The Priests (검은 사제들, geom-eun sa-je-deul) begins with two Italian clerics in the Vatican discussing the somewhat taboo subject of exorcism and demonic possession. They have been made aware of a serious case in Korea and, as they can’t get in touch with the Korean exorcism department, head out there themselves for a little pest control of their own. However, the enemy they were facing proves too strong for them as they become involved in a multi-car pileup allowing the demon they’ve trapped inside a small dog to escape and migrate to a better humanoid host.

Now we turn to the Korean church authorities who are also worried about a young girl who appears to be displaying the symptoms of demonic possession. Their leader repeatedly tells them he will not “officially” sanction any kind of action whilst making it clear he wants them to go ahead and deal with it. No one knows much about exorcism so they reluctantly turn to the maverick preacher Father Kim who, as it also turns out, is a friend of the girl, Young-sin. Matters have reached an impasse as the demon inside Young-sin tries to make her commit suicide by jumping from her hospital room window in order to migrate to a more robust host, leaving her in a comatose state.

Anyone with any basic knowledge of exorcism in the movies knows that you need a young priest and an old priest so Kim gets a sidekick in the form of the equally unusual Deacon, Choi, who is not exactly a model student at the seminary. Choi is initially quite excited to be assisting in such an arcane ritual even if his chief job title is “pig sitter” and his new “boss” is a gruff and world weary man who he has also been asked to spy on just in case this is all down to Kim acting “inappropriately” with an underage girl rather than a visitation from an even more ancient evil. Needlessly to say, Choi quickly discovers Father Kim has been speaking nothing but the truth and he is in way over his head.

Though this is a Catholic crisis bound up with Christian cosmology and centuries old rites, this is still Korea and so Eastern concerns seep into the Western religiosity. The night Kim has chosen for his final assault coincides with the Buddhist feast of the Hungry Ghost when the dead return to visit the living and one of the criteria that made Choi a prime choice for the role of the assistant is that he was born in the year of the Tiger and therefore supposedly more spiritually sensitive.

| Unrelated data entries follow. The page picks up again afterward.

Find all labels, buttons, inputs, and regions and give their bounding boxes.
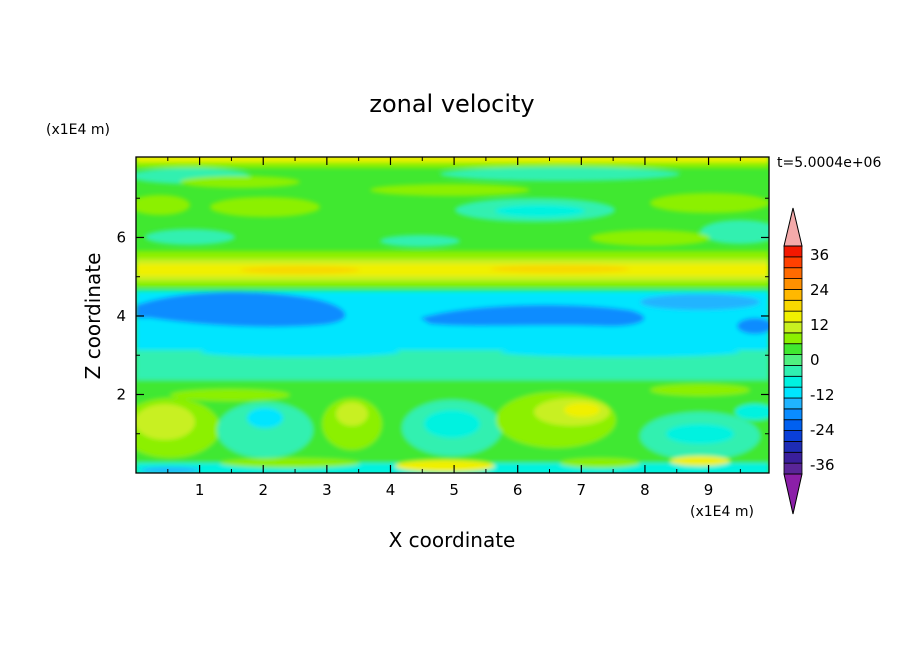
colorbar-swatch [783, 354, 803, 366]
colorbar-swatch [783, 343, 803, 355]
colorbar-label: 0 [810, 351, 820, 369]
colorbar-label: 24 [810, 281, 829, 299]
colorbar-swatch [783, 419, 803, 431]
colorbar-swatch [783, 386, 803, 399]
colorbar-label: 12 [810, 316, 829, 334]
colorbar-swatch [783, 267, 803, 279]
y-tick-label: 4 [116, 307, 126, 325]
colorbar-label: -12 [810, 386, 835, 404]
colorbar-over-arrow [783, 207, 803, 247]
x-tick-label: 5 [449, 481, 459, 499]
colorbar-swatch [783, 451, 803, 464]
x-tick-label: 2 [258, 481, 268, 499]
chart-title: zonal velocity [369, 90, 534, 118]
x-axis-label: X coordinate [389, 528, 516, 552]
plot-frame [135, 156, 770, 474]
x-tick-label: 9 [704, 481, 714, 499]
x-tick-label: 6 [513, 481, 523, 499]
x-axis-ticks: 1 2 3 4 5 6 7 8 9 [167, 157, 741, 499]
colorbar-swatch [783, 375, 803, 388]
colorbar-label: 36 [810, 246, 829, 264]
colorbar: 36 24 12 0 -12 -24 -36 [783, 207, 835, 515]
colorbar-swatch [783, 278, 803, 290]
colorbar-swatch [783, 245, 803, 258]
colorbar-label: -24 [810, 421, 835, 439]
x-tick-label: 1 [195, 481, 205, 499]
colorbar-swatch [783, 310, 803, 323]
colorbar-swatch [783, 321, 803, 334]
colorbar-swatch [783, 365, 803, 377]
x-tick-label: 3 [322, 481, 332, 499]
x-unit-label: (x1E4 m) [690, 504, 754, 520]
x-tick-label: 4 [386, 481, 396, 499]
y-axis-ticks: 2 4 6 [116, 197, 769, 435]
y-tick-label: 2 [116, 385, 126, 403]
contour-field [136, 157, 769, 473]
colorbar-under-arrow [783, 473, 803, 515]
colorbar-swatch [783, 430, 803, 442]
colorbar-swatch [783, 256, 803, 269]
y-axis-label: Z coordinate [81, 253, 105, 380]
colorbar-swatch [783, 299, 803, 312]
x-tick-label: 8 [640, 481, 650, 499]
colorbar-swatch [783, 462, 803, 475]
colorbar-swatch [783, 441, 803, 453]
colorbar-swatch [783, 408, 803, 421]
colorbar-swatch [783, 397, 803, 410]
colorbar-swatch [783, 289, 803, 301]
y-tick-label: 6 [116, 228, 126, 246]
y-unit-label: (x1E4 m) [46, 122, 110, 138]
colorbar-swatch [783, 332, 803, 345]
x-tick-label: 7 [577, 481, 587, 499]
colorbar-label: -36 [810, 456, 835, 474]
time-label: t=5.0004e+06 [777, 155, 881, 171]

In a quest to help the girl, all avenues are being explored so shamanistic rites are also performed (though with little success) and Kim seems to have a kind of professional respect for his shamanic counterpart even if the two obviously disagree on some quite fundamental things.

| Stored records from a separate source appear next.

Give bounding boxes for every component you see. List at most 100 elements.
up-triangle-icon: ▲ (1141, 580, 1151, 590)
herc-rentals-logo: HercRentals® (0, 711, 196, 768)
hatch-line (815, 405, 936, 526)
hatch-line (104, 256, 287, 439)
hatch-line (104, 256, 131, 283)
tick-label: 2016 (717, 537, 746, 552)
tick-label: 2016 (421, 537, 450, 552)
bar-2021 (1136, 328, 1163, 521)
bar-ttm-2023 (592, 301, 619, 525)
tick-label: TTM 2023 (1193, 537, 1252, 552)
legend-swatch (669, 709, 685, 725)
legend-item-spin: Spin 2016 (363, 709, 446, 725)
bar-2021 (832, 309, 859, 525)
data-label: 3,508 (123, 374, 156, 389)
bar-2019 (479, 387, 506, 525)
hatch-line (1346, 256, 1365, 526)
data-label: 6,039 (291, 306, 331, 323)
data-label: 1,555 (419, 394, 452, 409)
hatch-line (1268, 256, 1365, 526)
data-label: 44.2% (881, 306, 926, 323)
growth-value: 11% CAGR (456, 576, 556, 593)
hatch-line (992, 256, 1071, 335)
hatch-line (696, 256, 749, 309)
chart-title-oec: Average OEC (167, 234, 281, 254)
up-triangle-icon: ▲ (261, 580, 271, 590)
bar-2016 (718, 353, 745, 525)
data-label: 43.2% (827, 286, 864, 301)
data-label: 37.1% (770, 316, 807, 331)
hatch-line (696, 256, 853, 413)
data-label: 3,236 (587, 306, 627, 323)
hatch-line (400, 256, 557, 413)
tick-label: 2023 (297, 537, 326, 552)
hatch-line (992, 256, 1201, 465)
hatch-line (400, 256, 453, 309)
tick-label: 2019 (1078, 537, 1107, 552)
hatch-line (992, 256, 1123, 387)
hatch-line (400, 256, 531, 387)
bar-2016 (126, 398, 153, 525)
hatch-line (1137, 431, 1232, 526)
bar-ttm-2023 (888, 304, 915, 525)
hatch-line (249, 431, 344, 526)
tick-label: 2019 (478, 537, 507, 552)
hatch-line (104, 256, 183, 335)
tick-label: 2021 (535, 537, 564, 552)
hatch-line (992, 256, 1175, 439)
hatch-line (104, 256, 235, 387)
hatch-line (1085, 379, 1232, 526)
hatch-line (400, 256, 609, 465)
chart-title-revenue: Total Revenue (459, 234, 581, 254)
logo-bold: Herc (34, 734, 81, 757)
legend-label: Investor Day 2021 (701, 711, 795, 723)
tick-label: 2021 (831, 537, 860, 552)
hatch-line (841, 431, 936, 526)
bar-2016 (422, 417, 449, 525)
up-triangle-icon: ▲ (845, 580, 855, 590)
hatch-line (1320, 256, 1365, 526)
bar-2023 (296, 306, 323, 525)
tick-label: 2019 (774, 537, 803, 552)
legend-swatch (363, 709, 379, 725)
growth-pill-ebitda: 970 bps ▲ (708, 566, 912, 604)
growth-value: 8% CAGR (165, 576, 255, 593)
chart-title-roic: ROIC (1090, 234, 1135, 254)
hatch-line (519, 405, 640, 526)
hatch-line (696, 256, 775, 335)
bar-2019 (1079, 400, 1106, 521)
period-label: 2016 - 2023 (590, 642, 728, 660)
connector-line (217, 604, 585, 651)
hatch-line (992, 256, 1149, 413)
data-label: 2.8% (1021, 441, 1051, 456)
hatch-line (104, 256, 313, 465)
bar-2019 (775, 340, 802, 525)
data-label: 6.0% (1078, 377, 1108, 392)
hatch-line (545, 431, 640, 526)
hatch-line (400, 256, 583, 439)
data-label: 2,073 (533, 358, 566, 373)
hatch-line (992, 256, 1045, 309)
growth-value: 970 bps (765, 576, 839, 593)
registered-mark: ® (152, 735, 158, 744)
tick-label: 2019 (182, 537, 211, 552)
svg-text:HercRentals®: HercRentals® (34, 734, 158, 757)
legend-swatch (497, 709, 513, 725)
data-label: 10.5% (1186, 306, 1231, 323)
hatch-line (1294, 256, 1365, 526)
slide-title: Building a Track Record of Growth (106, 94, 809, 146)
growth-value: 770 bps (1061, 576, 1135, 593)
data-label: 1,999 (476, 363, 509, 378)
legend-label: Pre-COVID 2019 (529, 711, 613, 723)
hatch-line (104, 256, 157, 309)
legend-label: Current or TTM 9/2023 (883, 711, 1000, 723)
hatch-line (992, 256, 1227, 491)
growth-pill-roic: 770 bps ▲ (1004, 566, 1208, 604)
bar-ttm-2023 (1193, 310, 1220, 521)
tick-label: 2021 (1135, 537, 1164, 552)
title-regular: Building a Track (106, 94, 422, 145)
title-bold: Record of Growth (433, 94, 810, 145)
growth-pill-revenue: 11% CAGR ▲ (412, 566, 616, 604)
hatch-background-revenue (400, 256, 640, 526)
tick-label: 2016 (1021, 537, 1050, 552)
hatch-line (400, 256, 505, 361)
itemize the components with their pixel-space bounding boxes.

Thanks to its double layer of exoticised mysticism, The Priests quickly works up a supernaturally charged atmosphere though its eyes are strictly on entertainment rather than exposing any deep seated social concerns.The possessed girl calls forth animals, speaks in tongues offering bizarre and disturbing prophesies, and eventually projectile vomits blood and snakes all over a painting of the Virgin Mary yet the film never aims for the shock factor that defined Friedkin’s The Exorcist. Though tagged as horror, The Priests is not particularly frightening (jump scares aside) but does manage to evoke a kind of ever present dread in the face of this unfaceable threat.

Despite the heavy atmosphere, Jang is careful to allow the occasional comic episode providing a welcome break from the seriousness of the war against ancient evil. Impressive action sequences including the early serial car crash and later chase sequence add to the urgency of the situation whilst also alleviating some of the ever increasing tension. Though he visits some dark places, Jang’s world view is not as bleak as Friedkin’s as we’re left with a feeling of restitution, once the original threat removed, though we obviously know that other such threats remain. The heroic ending allows us to forget this for a moment as we enjoy the right and proper victory of good over evil, neglecting that this is but one of many battles in an eternal, celestial war.


Reviewed at a Teaser Screening for the upcoming London Korean Film Festival to take place in November 2016.